Three Challenges to Prevention
First – the burden of proof - justifications for prevention have become mired in the difficult question of measuring its value and proving that it works. Although understanding the costs of war has been a valuable addition to the academic and policy debates, we have been slow to embrace the business case for peace.
Second, international conflict prevention, has been premised on multilateralism and the pursuit of shared security agendas. The shift to a multipolar world over the last decade, however, has introduced a crisis of global power. International society is more complex and fragmented, and the crisis has encouraged national self-interest, political short-sightedness, and deep divisions in values and beliefs. As demonstrated by the continuation of war in Syria and Yemen, and the haphazard withdrawal from Afghanistan, there is limited international will and capability to build peace and security. The response by many western states to COVID-19 has exacerbated the dysconnectivity and sense of isolation.

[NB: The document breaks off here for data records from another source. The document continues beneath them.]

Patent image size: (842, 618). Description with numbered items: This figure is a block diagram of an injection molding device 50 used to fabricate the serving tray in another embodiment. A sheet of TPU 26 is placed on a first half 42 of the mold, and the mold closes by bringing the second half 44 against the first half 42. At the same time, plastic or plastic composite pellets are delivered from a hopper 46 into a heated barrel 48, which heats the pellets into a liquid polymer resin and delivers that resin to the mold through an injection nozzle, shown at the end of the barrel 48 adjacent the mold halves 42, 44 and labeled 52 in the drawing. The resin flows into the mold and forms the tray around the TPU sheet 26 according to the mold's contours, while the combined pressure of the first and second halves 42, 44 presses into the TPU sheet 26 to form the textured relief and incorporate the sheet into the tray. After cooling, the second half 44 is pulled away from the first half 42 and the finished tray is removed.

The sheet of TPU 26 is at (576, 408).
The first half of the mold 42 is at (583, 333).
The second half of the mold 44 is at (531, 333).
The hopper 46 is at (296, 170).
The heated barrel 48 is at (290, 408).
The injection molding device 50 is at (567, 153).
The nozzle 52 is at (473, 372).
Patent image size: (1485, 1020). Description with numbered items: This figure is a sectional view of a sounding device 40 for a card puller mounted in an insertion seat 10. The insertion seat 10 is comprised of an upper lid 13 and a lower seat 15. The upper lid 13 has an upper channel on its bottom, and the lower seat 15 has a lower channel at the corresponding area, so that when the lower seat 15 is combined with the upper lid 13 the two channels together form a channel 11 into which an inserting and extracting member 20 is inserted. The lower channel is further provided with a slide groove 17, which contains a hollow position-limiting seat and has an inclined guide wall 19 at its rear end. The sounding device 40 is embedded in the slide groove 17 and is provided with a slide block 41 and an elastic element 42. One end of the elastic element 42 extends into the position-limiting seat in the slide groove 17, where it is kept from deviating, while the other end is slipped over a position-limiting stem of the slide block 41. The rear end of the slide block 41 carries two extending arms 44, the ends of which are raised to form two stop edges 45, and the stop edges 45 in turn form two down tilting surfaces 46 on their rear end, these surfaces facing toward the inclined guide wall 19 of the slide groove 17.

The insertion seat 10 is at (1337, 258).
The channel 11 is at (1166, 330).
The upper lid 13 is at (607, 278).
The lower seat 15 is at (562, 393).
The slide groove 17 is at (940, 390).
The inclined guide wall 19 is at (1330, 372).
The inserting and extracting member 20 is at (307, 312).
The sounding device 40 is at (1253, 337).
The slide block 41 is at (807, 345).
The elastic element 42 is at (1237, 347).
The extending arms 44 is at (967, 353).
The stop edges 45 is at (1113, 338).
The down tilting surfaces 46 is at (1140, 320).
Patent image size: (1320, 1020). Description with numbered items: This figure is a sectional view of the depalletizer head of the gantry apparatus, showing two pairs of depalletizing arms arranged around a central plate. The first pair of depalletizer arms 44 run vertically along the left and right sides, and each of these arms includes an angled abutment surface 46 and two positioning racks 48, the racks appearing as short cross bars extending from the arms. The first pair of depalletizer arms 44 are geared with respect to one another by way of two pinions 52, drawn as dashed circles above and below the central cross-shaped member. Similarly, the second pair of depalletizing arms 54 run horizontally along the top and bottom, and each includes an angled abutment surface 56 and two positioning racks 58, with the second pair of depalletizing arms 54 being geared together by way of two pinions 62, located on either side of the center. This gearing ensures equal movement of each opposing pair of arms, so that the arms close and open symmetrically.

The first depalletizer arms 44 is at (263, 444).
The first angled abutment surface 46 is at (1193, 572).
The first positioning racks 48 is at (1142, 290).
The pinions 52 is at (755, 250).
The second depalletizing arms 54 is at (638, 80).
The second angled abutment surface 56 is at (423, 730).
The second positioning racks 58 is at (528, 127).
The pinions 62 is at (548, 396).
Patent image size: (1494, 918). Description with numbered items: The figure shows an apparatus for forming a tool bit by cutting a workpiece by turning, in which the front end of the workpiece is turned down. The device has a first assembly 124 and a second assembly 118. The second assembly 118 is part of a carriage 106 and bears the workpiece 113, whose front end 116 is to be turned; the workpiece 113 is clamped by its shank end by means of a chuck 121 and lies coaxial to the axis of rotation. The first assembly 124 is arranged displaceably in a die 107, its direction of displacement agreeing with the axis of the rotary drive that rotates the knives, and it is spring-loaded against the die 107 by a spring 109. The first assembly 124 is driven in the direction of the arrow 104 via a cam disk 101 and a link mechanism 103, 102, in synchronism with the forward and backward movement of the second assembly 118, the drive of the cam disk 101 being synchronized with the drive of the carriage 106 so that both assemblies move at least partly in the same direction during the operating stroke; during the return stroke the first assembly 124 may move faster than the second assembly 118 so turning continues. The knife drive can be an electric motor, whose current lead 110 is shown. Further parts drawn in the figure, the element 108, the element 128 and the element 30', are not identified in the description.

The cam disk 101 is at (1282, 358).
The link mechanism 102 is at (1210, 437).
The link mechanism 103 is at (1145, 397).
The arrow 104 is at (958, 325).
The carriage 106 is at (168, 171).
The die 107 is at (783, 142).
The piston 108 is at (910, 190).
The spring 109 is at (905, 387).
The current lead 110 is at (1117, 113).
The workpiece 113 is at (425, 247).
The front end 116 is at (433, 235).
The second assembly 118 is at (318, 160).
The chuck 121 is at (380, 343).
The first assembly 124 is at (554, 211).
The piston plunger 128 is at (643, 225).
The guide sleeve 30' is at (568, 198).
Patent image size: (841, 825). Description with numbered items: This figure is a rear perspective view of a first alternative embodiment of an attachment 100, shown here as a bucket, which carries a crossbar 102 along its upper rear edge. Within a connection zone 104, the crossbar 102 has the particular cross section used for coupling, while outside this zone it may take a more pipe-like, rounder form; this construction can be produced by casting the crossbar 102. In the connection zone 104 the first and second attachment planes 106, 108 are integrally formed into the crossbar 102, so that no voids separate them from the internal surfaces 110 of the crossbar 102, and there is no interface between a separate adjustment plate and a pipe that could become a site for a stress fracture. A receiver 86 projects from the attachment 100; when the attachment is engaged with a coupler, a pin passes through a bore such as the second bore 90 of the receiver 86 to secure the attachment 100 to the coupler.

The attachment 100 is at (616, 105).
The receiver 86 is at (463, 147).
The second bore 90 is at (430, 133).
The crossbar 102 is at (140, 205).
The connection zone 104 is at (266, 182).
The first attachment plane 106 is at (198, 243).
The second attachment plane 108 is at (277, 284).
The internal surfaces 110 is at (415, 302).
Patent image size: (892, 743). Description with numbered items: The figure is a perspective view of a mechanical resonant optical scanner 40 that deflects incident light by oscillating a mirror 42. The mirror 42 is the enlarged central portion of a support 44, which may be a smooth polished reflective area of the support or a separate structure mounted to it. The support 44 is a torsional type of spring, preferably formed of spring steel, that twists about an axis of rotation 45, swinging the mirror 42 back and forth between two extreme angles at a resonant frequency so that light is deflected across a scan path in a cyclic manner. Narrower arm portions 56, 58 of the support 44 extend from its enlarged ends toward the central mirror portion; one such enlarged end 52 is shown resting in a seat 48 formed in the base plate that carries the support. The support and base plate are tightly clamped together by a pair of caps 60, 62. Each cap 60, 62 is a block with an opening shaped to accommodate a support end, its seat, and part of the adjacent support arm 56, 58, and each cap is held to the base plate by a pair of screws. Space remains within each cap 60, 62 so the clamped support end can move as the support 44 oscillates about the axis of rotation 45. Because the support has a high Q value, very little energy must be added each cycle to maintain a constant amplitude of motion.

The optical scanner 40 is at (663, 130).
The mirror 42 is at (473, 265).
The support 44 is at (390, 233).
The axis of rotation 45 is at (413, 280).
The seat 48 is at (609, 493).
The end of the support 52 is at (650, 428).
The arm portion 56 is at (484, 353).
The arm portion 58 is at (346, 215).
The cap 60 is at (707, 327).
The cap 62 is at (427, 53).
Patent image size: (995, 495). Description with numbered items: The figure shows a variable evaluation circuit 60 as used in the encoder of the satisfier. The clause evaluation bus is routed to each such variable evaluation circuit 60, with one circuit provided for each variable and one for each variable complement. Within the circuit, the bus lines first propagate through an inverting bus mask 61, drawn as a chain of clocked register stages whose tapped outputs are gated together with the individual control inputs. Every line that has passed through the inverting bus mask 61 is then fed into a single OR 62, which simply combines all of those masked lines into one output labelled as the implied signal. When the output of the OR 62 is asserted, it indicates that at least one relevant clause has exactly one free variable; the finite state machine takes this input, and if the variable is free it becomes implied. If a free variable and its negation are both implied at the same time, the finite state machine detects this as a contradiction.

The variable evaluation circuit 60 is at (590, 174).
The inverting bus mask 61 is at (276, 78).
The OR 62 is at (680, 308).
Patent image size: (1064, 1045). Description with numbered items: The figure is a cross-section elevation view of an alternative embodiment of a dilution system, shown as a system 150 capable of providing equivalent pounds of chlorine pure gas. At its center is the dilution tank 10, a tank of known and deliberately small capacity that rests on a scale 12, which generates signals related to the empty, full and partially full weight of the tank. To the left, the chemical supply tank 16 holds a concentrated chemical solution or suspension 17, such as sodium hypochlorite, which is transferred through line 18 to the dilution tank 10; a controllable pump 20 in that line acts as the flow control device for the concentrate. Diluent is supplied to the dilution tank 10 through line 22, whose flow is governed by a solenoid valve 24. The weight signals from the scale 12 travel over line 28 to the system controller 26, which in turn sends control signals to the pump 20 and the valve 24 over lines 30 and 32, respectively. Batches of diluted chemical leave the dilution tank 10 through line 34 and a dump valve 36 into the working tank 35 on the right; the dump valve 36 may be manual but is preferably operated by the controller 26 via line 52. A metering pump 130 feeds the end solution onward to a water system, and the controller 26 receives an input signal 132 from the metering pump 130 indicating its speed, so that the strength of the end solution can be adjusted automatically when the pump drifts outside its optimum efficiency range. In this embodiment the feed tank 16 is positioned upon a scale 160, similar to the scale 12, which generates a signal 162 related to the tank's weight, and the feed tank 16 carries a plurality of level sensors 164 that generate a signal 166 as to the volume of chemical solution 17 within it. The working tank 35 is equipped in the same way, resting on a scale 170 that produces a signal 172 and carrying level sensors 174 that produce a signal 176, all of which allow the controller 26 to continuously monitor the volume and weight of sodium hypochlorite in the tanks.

Third, linked to the above, the operational tools and instruments for conflict prevention have been neglected and are not fit for purpose. International law has failed to prevent or hold to account the use of chemical weapons. Foreign policy, despite strong ambitions, has struggled to protect civilians from mass atrocities. The current war in Ukraine exemplifies the difficulties in ‘applying the brake’. In 2014, reports by Amnesty International and Human Rights Watch about the Ukrainian armed forces committing war crimes did not trigger public condemnation by European leaders. The near-unanimous support for economic sanctions is compelling in response to the current crisis, but the evidence overall that sanctions achieve their intended outcomes remains weak. They tend to ratchet up, rather than de-escalate, the conflict dynamics. Zooming out, it is unsurprising that “more violent conflicts are starting than are ending” in recent years.
Meeting the Moment
Making conflict prevention more effective is a tall order. Nevertheless, in understanding the challenges we can begin to identify possible ways forward.
First, we need to deepen the evidence base for conflict prevention to capture the perspectives of practitioner experts whose insights have largely been neglected and may make the business case for building peace more impactful. States must be confronted with the long-term effects of engaging in violent conflict.
Second, organizations and networks that seek to prevent conflict cannot wait for a levelling out of global power. The system of global order remains in flux. Our era is clearly one of great power competition on top of continued state fragility. Organizations and networks must take this new complexity into consideration and find ways to adapt. The emerging uptake in multitrack diplomacy by a diverse range of governmental and nongovernmental actors is an instructive example.
Last, much has been learnt at the policy and practitioner levels over the last three decades in preventing conflict in fragile states that has significant potential but requires implementation. For instance, the Global Fragility Act (GFA) requires all parts of the United States government to coordinate strategies to prevent violence and extremism and to focus foreign assistance on averting conflict in fragile countries. The act also dedicates $1.15bn over the next five years for conflict prevention and peacebuilding in at-risk nations and simultaneously seeks to leverage and coordinate public and private funds in that effort.
Overall, the proposed ways forward and the forward-leaning examples above all recognize the need to prioritize prevention, learn from practice, and encourage fresh thinking.